Checchè se ne pensi dell’ex goledn boy di Rignano, gli va riconosciuto di essere stato portatore di una linea strategica che metteva nel mirino quell’area elettorale proponendosi di cannibalizzare un ampia quota del partito che gli era (o gli era stato) di riferimento; Forza Italia.
Una strategia, poi, condotta in maniera contraddittoria, solipsistica e, per molti versi, maldestra.
Ma, come si ricorderà, nella breve età dell’oro renziana erano in molti a prospettarsi l’ex sindaco di Firenze come “nuovo Berlusconi”.
Il famoso “moriremo renziani”, pressoché, un luogo comune. E’ andata come è andata. E l’autoaffondamento della corrazzata condotta dal tosco nocchiero ha prodotto un gorgo mostruoso. In cui, tra delusione e sconcerto, sono stati risucchiati non solo quelli che erano stati gli elettori di Matteo Renzi.
Ma anche chi, pur non votandolo, non guardava con ostilità al suo progetto vedendolo, comunque, come un fattore stabilizzante, nel breve, e, nel medio lungo, come l’humus in cui far germogliare altre dinamiche politiche.

Da allora quegli elettori sono anime perse.

Senza l’angoscia dei primi 90, il sentimento regnante è, oggi, la frustrazione.
Che trova sfogo nell’impotente invettiva contro le nullità oligofreniche assurte a incredibili ruoli di governo.
Nulla di più depressivo..

L’attuale corso del PD marca, se possibile, ancora di più il perimetro di quell’area.

Non che, dopo il disastro delle politiche 2018 e i patetici contorcimenti interni seguitine, ci fosse da aspettarsi granchè.
Ma l’elezione di Zingaretti, figlio purissimo della “ditta” tardoberlingueriana, ha fatto calare una vera e propria lapide marmorea su qualsiasi ipotesi di fuoriuscita del PD dal suo recinto identitario.

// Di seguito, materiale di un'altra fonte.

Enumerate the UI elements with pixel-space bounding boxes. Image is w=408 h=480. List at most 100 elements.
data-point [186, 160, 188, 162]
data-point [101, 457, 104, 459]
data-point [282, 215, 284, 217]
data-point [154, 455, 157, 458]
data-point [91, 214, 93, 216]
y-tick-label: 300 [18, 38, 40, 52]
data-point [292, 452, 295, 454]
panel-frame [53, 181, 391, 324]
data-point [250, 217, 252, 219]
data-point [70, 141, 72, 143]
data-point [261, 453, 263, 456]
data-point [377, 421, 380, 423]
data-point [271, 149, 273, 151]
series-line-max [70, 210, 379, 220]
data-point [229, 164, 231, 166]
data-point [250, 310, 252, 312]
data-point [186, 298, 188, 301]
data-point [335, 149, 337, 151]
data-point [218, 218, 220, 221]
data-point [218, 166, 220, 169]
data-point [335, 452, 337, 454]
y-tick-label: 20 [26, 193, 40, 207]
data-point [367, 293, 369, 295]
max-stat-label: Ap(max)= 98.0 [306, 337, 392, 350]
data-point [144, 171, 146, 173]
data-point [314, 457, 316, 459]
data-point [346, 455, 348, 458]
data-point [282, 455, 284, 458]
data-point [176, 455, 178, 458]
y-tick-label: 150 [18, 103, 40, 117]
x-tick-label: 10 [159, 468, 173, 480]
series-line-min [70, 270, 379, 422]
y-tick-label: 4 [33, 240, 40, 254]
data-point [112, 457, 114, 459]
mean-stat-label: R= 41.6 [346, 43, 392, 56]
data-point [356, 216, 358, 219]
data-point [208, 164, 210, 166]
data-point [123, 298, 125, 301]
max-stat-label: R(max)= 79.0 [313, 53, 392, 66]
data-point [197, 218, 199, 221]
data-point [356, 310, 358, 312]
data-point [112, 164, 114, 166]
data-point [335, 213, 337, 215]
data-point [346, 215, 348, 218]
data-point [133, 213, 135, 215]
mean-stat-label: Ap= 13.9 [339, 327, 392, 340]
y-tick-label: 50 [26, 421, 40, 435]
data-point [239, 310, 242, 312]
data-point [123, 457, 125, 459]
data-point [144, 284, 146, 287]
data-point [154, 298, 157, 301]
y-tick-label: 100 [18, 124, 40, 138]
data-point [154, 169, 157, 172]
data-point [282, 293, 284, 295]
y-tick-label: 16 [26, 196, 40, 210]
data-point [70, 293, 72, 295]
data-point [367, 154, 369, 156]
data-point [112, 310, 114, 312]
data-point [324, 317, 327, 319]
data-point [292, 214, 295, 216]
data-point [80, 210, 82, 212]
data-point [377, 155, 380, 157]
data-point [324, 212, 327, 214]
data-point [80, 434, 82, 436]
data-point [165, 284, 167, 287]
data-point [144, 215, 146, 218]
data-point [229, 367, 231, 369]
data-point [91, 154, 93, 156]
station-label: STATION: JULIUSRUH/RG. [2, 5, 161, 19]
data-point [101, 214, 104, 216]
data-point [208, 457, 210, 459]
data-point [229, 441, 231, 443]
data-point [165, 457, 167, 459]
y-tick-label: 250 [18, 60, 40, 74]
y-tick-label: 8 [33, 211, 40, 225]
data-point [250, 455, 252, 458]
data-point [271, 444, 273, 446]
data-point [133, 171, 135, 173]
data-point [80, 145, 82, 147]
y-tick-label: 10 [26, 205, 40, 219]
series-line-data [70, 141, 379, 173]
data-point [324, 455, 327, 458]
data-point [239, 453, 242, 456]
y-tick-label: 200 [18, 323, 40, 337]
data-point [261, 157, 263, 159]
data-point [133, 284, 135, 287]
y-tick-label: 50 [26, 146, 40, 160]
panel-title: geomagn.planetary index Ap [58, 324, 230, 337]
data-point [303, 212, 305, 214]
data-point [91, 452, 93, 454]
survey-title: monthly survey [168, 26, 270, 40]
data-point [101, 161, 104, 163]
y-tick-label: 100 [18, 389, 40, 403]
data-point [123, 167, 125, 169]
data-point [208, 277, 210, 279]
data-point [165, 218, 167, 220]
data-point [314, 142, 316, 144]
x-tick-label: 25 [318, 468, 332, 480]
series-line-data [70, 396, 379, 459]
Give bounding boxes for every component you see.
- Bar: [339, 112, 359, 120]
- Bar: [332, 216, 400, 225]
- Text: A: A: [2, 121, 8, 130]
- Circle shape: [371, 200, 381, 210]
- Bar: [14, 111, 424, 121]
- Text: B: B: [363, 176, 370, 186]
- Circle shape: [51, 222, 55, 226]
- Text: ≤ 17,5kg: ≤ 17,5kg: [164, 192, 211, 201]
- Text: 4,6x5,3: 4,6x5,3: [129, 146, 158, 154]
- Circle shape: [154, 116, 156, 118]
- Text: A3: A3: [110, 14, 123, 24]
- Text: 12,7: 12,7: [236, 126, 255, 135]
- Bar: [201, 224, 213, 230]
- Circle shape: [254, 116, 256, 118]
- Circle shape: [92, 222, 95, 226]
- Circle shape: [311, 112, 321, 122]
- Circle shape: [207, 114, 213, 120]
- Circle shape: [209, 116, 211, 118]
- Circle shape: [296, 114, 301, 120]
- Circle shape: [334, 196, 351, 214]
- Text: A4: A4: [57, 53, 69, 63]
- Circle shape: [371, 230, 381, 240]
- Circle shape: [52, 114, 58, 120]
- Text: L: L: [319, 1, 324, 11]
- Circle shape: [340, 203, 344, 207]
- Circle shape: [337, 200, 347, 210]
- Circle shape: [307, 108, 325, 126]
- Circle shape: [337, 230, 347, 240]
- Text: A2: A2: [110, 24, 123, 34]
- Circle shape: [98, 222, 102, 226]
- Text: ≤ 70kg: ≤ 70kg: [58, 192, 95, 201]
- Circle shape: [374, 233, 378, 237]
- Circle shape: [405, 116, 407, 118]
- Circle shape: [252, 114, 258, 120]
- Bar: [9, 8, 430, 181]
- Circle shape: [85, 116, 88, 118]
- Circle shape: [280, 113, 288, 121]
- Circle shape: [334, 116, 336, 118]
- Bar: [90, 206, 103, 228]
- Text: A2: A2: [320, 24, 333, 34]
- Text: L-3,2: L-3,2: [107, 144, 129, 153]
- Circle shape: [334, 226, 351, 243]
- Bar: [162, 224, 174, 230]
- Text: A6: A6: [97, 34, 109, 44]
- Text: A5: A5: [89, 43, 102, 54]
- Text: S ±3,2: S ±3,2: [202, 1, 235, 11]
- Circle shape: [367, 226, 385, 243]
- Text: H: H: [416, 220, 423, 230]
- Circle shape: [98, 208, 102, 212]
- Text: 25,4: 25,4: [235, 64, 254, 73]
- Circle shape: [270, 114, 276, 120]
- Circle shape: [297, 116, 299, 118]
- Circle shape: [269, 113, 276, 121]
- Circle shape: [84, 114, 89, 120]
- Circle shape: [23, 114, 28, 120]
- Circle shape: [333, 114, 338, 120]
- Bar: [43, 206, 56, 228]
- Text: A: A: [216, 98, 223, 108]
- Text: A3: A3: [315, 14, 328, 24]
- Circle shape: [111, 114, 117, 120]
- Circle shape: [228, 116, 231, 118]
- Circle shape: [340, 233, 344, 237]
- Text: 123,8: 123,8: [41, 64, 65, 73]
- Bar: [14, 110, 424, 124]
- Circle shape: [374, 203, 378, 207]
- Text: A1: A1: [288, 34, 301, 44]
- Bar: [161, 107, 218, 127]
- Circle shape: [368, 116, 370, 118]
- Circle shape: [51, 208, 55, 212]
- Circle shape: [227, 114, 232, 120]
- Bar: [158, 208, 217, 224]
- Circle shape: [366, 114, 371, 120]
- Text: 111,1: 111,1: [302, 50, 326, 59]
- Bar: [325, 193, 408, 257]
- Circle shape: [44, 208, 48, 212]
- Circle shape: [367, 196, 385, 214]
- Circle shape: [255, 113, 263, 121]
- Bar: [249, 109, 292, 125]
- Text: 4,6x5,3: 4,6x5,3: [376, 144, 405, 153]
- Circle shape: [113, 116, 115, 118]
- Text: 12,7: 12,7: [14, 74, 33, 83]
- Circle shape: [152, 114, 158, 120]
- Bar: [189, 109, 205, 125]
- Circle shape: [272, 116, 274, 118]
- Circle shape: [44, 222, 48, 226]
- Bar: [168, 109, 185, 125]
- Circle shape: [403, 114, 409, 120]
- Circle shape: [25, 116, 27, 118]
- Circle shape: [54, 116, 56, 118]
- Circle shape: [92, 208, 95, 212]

Ridiventato, peraltro, quello del vecchio pds.
La strategia del segretario, in tal senso, è chiara; recuperare quanto si è disperso a sinistra.
Il che ha una sua logica.
Ma è ovvio che preclude ogni possibile attrattività per chi non ha e non vuole aver nulla a che spartire con quella storia.
L’effimera parabola di Calenda mette, infine, la ciliegina sulla torta. Chi aveva sperato in un suo ruolo “rigeneratore” ha nuove ragioni per cullarsi nella depressione, vedendo che, cotanta ambizione, alla fine è approdata a un seggio alle europee.

Un vuoto che non si riempie.

Praterie elettorali che nessuno si cimenta ad occupare.
E, paradosso dei paradossi, in un sistema proporzionale che, invece, dovrebbe promuovere iniziative in quel campo.
Oltre vent’anni di maggioritario trascorsi con il tormentone di improbabili creazioni di forze politiche terziste.
E ora, che non si è più schiacciati nella logica “o di qua o di là”, tutto tace.
A centrodestra l’unico dibattito è se trasformarsi in una formazione dichiaratamente ascara del Salvinismo (Toti) o tirare a campare sino che i numeri (in un asticella che oscilla sopra e sotto il 10%) la manterranno determinante nelle amministrazioni locali. Di andare a prendersi gli elettori che non vogliono saperne di “bacioni”, “ruspe”, “pacchie” manco a parlarne. Eppure, percentualmente, si tratta di un numero senz’altro a doppia cifra.
Questa, all’alba di aprile e a meno di un mese dalle europee, è la vera questione politica irrisolta.